Talkin bout my trepanation (2/19/01)
____________
Pollock. [Ed Harris, 2001. Screenplay by Barbara Turner and Susan Emshwiller; after a book by Steven Naifeh and Gregory White Smith.]
Ed Harris/Jackson Pollock washes out of the Army as a chainsmoking nerve case, lives as a parasite on his brothers household in New York, meets Marcia Gay Harden, does some fairly nice but obviously derivative painting, hits it moderately big, fences with the critics, pisses in a patrons fireplace during a reception, does some more painting, moves out to Long Island, breaks through with the invention of a style that involves dripping paint off a stick and flinging it around the canvas, hits it really big, and drinks himself to death. All this is absolutely true to life and completely riveting. With Stephanie Seymour and Jennifer Connelly as art groupies [you wish], and Val Kilmer obviously relishing his turn as Willem de Kooning. The usual platitudes about the evils of alcoholism are avoided.
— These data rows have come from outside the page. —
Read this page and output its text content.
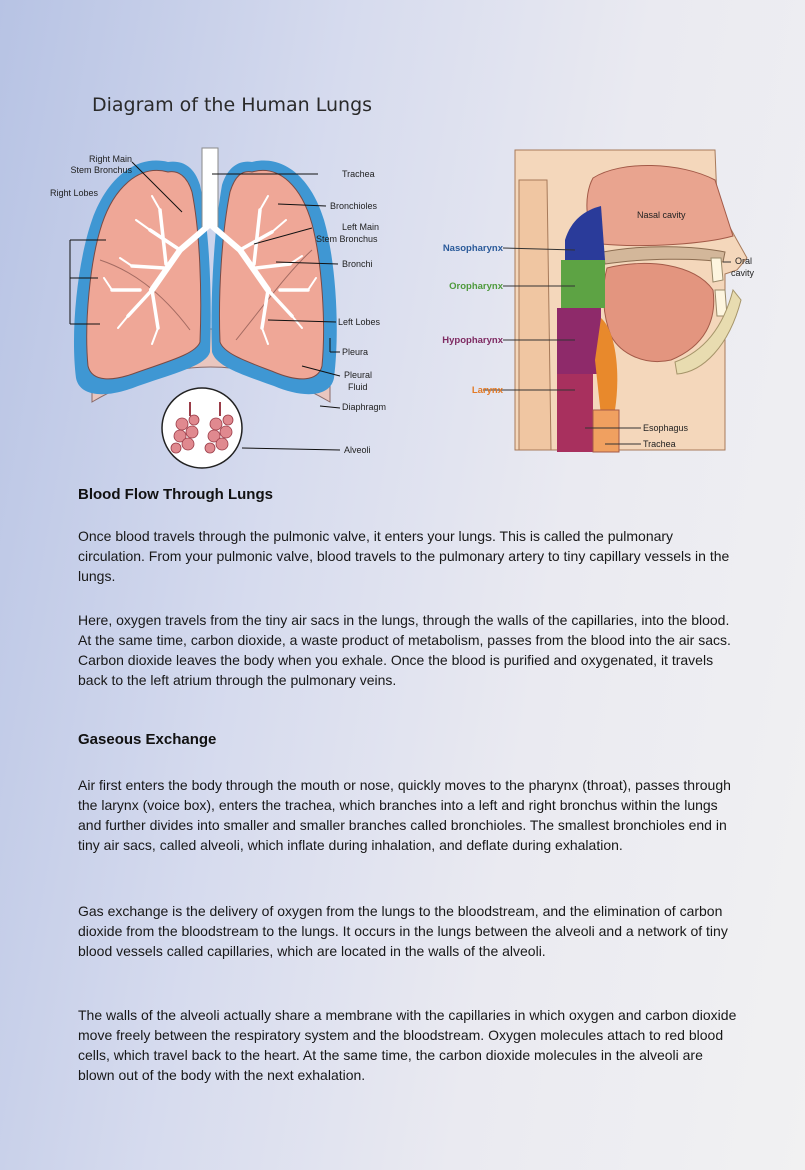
Diagram of the Human Lungs
Right Main
Stem Bronchus
Right Lobes
Trachea
Bronchioles
Left Main
Stem Bronchus
Bronchi
Left Lobes
Pleura
Pleural
Fluid
Diaphragm
Alveoli
Nasal cavity
Nasopharynx
Oropharynx
Hypopharynx
Larynx
Oral
cavity
Esophagus
Trachea
Blood Flow Through Lungs

Once blood travels through the pulmonic valve, it enters your lungs. This is called the pulmonary circulation. From your pulmonic valve, blood travels to the pulmonary artery to tiny capillary vessels in the lungs.

Here, oxygen travels from the tiny air sacs in the lungs, through the walls of the capillaries, into the blood. At the same time, carbon dioxide, a waste product of metabolism, passes from the blood into the air sacs. Carbon dioxide leaves the body when you exhale. Once the blood is purified and oxygenated, it travels back to the left atrium through the pulmonary veins.

Gaseous Exchange

Air first enters the body through the mouth or nose, quickly moves to the pharynx (throat), passes through the larynx (voice box), enters the trachea, which branches into a left and right bronchus within the lungs and further divides into smaller and smaller branches called bronchioles. The smallest bronchioles end in tiny air sacs, called alveoli, which inflate during inhalation, and deflate during exhalation.

Gas exchange is the delivery of oxygen from the lungs to the bloodstream, and the elimination of carbon dioxide from the bloodstream to the lungs. It occurs in the lungs between the alveoli and a network of tiny blood vessels called capillaries, which are located in the walls of the alveoli.

The walls of the alveoli actually share a membrane with the capillaries in which oxygen and carbon dioxide move freely between the respiratory system and the bloodstream. Oxygen molecules attach to red blood cells, which travel back to the heart. At the same time, the carbon dioxide molecules in the alveoli are blown out of the body with the next exhalation.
What Harris manages to convey perfectly is the sense of a guy who is constantly skating around the edge of a nervous breakdown, literally hanging by his fingernails above the abyss, whose only valid strategy for survival is to drink himself into stupefaction. [Also the native existential situation of the American poet; compare, e.g., Robert Lowell or John Berryman.] With the use of modern clinically approved psychoactive substances, on the other hand, a man like Pollock could spend a productive career watching television with a vaguely puzzled expression; undoubtedly to the greater profit of society and the legitimate drug industry.
Ms. Harden, of course, won a richly-deserved Academy Award for her portrayal of Pollocks longsuffering wife Lee Krasner [herself a painter of some repute.] But mainly here you look at Ed Harris, a guy who has had in his career the opportunity to play John Glenn, E. Howard Hunt, and Jackson Pollock, and you have to think the life of an actor doesnt suck.